Тут окно захлопнули, и Бенедикт не расслышал продолжения. В эту минуту он познал, что ярость может подсказать человеку самые безумные и кровожадные замыслы.

– О, гнусное насилие над священнейшими правами! – воскликнул он, – о, гнусная тирания мужчины над женщиной! Брак, общество, общественные институты, я ненавижу вас, ненавижу смертельно, а тебя, господь бог, тебя, творящая сила, бросающая нас на землю и тут же отступающаяся от нас, тебя, что отдает слабого в руки деспотизма, гнусности, – я проклинаю тебя! Довольный созданным, ты почиешь от трудов своих, равнодушный к его судьбам. Ты вкладываешь в нас разумную душу, и с твоего же соизволения несчастье губит ее! Будь же ты проклят, будь также проклято чрево, носившее меня!

С этими мыслями злосчастный юноша зарядил пистолеты, разодрал себе грудь ногтями и, уже не думая о том, что ему следует таиться, взволнованно зашагал вперед. Внезапно разум, или, вернее, некое просветление среди бреда озарило его. Есть средство спасти Валентину от этой гнусной, оскорбительной тирании, есть средство покарать эту бессердечную мать, которая холодно обрекает дочь на узаконенное посрамление, на худшее из посрамлений, какому можно подвергнуть женщину, – на насилие.

«Да, насилие! – яростно твердил Бенедикт (не надо забывать, что Бенедикт был натурой крайностей, натурой исключительной). – Каждый день именем бога и общества какой-нибудь мужлан или подлец добивается руки несчастной девушки, которую родители, честь или нищета вынуждают задушить в груди чистую и священную любовь. И на глазах общества, которое одобряет, благословляет, целомудренная и трепещущая дева, сумевшая устоять перед порывами своего возлюбленного, сдается, униженная объятиями ненавистного ей властелина! И это неизбежно свершится!»

И Валентине, прекраснейшему творению создателя, нежной, простодушно-чистой Валентине, предназначено познать, как и всем прочим, подобное оскорбление! Ее слезы, бледность, оцепенение должны были бы открыть глаза матери и насторожить деликатность супруга. Но тщетно! Ничто не защитит эту страдалицу от позора, даже слабость, даже болезнь, даже изнурительная лихорадка. Найдется же на земле столь подлый человек, который скажет: «Какое мне дело!», найдется столь же жестокосердная мать, которая закроет глаза на это преступление!

– Нет, – воскликнул он, – этому не бывать!

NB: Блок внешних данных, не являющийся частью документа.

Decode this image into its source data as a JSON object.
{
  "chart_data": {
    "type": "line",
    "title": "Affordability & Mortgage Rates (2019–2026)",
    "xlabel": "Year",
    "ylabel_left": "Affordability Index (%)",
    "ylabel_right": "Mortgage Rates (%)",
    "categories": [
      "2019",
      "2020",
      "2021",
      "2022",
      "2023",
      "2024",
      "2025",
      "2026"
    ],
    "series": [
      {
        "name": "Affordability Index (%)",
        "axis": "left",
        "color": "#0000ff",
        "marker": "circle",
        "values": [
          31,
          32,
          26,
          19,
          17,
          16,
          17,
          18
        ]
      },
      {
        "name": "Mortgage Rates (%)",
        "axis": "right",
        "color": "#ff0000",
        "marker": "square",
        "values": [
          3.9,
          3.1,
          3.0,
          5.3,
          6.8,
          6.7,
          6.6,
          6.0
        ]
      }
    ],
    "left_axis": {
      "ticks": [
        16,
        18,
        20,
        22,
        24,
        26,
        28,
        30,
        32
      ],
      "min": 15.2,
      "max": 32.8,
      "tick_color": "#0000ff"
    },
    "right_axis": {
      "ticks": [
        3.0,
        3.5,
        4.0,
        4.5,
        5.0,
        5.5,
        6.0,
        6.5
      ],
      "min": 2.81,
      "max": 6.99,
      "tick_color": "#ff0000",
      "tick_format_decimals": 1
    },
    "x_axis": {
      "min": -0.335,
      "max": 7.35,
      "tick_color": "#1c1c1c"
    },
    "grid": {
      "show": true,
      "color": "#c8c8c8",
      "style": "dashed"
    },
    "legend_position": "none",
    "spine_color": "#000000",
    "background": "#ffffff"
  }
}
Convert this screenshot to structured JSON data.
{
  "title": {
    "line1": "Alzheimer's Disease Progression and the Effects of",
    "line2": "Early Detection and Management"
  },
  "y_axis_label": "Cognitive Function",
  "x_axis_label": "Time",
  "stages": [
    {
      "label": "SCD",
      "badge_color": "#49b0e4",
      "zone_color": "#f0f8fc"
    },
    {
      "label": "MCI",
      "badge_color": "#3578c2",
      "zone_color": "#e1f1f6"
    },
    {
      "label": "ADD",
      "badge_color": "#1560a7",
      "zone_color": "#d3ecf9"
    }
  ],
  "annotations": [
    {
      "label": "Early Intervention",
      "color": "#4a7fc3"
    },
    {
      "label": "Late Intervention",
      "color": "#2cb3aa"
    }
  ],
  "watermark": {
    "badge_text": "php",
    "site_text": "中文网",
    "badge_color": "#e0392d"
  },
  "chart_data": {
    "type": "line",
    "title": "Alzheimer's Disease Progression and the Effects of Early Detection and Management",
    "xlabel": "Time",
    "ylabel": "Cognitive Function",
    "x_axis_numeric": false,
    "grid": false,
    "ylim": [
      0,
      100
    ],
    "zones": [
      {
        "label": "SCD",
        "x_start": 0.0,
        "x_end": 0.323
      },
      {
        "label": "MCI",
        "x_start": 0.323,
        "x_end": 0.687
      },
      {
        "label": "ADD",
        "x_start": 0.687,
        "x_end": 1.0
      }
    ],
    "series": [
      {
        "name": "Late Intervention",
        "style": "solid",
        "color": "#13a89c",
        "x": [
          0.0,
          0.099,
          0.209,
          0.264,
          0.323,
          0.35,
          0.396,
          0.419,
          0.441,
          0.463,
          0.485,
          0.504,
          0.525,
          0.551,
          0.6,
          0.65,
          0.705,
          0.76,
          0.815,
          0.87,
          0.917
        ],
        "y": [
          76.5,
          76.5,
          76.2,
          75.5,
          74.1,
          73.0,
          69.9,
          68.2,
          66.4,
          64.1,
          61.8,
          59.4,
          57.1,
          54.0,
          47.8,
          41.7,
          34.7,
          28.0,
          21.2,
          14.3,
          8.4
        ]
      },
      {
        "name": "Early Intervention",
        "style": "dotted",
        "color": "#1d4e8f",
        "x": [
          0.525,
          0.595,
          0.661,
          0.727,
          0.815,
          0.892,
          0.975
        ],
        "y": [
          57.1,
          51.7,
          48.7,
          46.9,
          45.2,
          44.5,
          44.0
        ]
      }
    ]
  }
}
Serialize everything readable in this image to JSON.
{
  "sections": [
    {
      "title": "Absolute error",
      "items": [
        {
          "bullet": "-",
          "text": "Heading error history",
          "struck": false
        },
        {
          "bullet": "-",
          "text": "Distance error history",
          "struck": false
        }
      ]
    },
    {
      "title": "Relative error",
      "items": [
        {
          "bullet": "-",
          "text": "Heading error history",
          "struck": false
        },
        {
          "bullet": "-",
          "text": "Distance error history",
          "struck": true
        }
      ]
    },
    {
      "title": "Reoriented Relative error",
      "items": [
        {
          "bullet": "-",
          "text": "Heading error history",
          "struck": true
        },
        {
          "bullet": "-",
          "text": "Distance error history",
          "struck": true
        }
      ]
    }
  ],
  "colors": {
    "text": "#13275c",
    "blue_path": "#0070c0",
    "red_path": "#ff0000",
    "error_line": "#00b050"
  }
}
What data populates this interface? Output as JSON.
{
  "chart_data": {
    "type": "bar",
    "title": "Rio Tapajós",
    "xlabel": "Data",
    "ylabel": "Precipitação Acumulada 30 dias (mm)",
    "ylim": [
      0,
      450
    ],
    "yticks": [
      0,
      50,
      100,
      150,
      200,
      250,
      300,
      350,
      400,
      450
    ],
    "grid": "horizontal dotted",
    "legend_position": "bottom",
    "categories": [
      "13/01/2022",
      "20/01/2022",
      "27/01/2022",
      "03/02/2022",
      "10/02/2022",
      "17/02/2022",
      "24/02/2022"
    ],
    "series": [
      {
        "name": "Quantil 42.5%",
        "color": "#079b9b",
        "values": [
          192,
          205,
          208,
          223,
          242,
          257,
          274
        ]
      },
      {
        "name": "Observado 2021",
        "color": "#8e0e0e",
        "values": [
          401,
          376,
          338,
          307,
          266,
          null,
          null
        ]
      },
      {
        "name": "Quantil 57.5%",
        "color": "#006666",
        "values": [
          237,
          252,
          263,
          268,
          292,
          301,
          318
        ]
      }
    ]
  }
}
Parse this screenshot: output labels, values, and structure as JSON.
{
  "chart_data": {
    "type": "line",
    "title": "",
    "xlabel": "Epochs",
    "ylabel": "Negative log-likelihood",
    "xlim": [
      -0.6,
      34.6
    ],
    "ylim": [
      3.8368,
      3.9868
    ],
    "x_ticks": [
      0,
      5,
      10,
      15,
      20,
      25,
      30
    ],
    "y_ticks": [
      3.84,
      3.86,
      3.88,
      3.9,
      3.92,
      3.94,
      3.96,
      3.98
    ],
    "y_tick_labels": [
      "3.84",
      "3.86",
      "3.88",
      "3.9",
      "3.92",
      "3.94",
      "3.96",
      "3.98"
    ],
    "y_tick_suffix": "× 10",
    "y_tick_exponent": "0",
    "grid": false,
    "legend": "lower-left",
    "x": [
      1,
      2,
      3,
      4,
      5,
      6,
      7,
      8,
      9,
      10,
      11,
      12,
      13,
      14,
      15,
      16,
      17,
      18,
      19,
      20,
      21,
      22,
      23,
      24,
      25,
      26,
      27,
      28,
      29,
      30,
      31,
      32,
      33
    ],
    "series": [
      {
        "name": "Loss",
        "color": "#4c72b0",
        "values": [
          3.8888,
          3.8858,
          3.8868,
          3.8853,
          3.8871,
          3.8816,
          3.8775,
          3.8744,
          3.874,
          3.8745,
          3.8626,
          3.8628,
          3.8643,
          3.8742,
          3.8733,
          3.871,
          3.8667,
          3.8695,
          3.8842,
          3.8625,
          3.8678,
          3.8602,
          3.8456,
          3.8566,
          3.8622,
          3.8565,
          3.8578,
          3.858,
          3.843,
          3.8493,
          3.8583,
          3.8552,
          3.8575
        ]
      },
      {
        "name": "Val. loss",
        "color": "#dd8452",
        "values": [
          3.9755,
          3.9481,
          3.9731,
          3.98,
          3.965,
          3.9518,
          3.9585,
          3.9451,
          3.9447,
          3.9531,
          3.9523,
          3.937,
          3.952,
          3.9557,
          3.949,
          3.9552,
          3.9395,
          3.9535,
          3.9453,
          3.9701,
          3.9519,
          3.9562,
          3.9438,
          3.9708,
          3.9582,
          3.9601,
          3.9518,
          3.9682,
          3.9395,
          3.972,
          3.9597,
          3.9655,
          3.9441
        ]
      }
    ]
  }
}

Клянусь в том честью своей матери!

Он снова зарядил пистолеты и бросился вперед, не разбирая дороги. Вдруг негромкое сухое покашливание донеслось до его слуха, и он остановился как вкопанный. В состоянии нервного раздражения, в котором находился Бенедикт, он по безотчетной вспышке ненависти понял, что невинное покашливание говорит о близком присутствии господина де Лансака.

Оба они шли теперь по аллее садика, разбитого на английский манер, по узкой, тенистой и извилистой аллее. Плотная стена елей скрыла Бенедикта. Он углубился в их темную чащу и готовился каждую минуту размозжить череп своего врага.

Господин де Лансак только что покинул павильон, расположенный в глубине парка, где из соображений благоприличия помещался во время своих визитов в Рембо; он направлялся в замок. От его фрака исходил запах амбры, ставший Бенедикту столь же ненавистным, как сам господин де Лансак; под его шагами поскрипывал гравий. Сердце Бенедикта учащенно билось, кровь застыла в жилах, однако рука не дрожала, а взгляд был зорок.

Но в ту самую минуту, когда, держа палец на курке, он уже прицелился в ненавистный лоб, раздались шаги: кто-то шел по следам Бенедикта. Он задрожал при мысли об этой досадной помехе; появление нежелательного свидетеля грозило сорвать его замысел и помешать – нет, не убить Лансака, ибо Бенедикт чувствовал, что не существует такой силы, которая могла бы спасти графа от его ненависти, но убить себя самого сразу же после того, как враг падет от пули. Мысль об эшафоте бросала Бенедикта в дрожь, он понимал, что в своем распоряжении общество имеет самые позорные кары за самое героическое преступление, на которое толкала его любовь.

Он остановился в нерешительности и услышал следующий диалог:

– Ну, Франк, что ответила вам графиня де Рембо?

– Что граф может к ней подняться, – ответил лакей.

– Чудесно, можете ложиться спать, Франк. Вот, возьмите ключ от моей спальни.

– Вы не вернетесь?

– И он еще сомневается! – сквозь зубы процедил господин де Лансак, как бы говоря с самим собой.

– Дело в том, граф, что… маркиза… и Катрин…

– Все ясно, идите спать…

Две тени разошлись в разных направлениях, и Бенедикт увидел, что враг его приближается к замку. Как только он потерял графа из виду, решимость вновь вернулась к нему.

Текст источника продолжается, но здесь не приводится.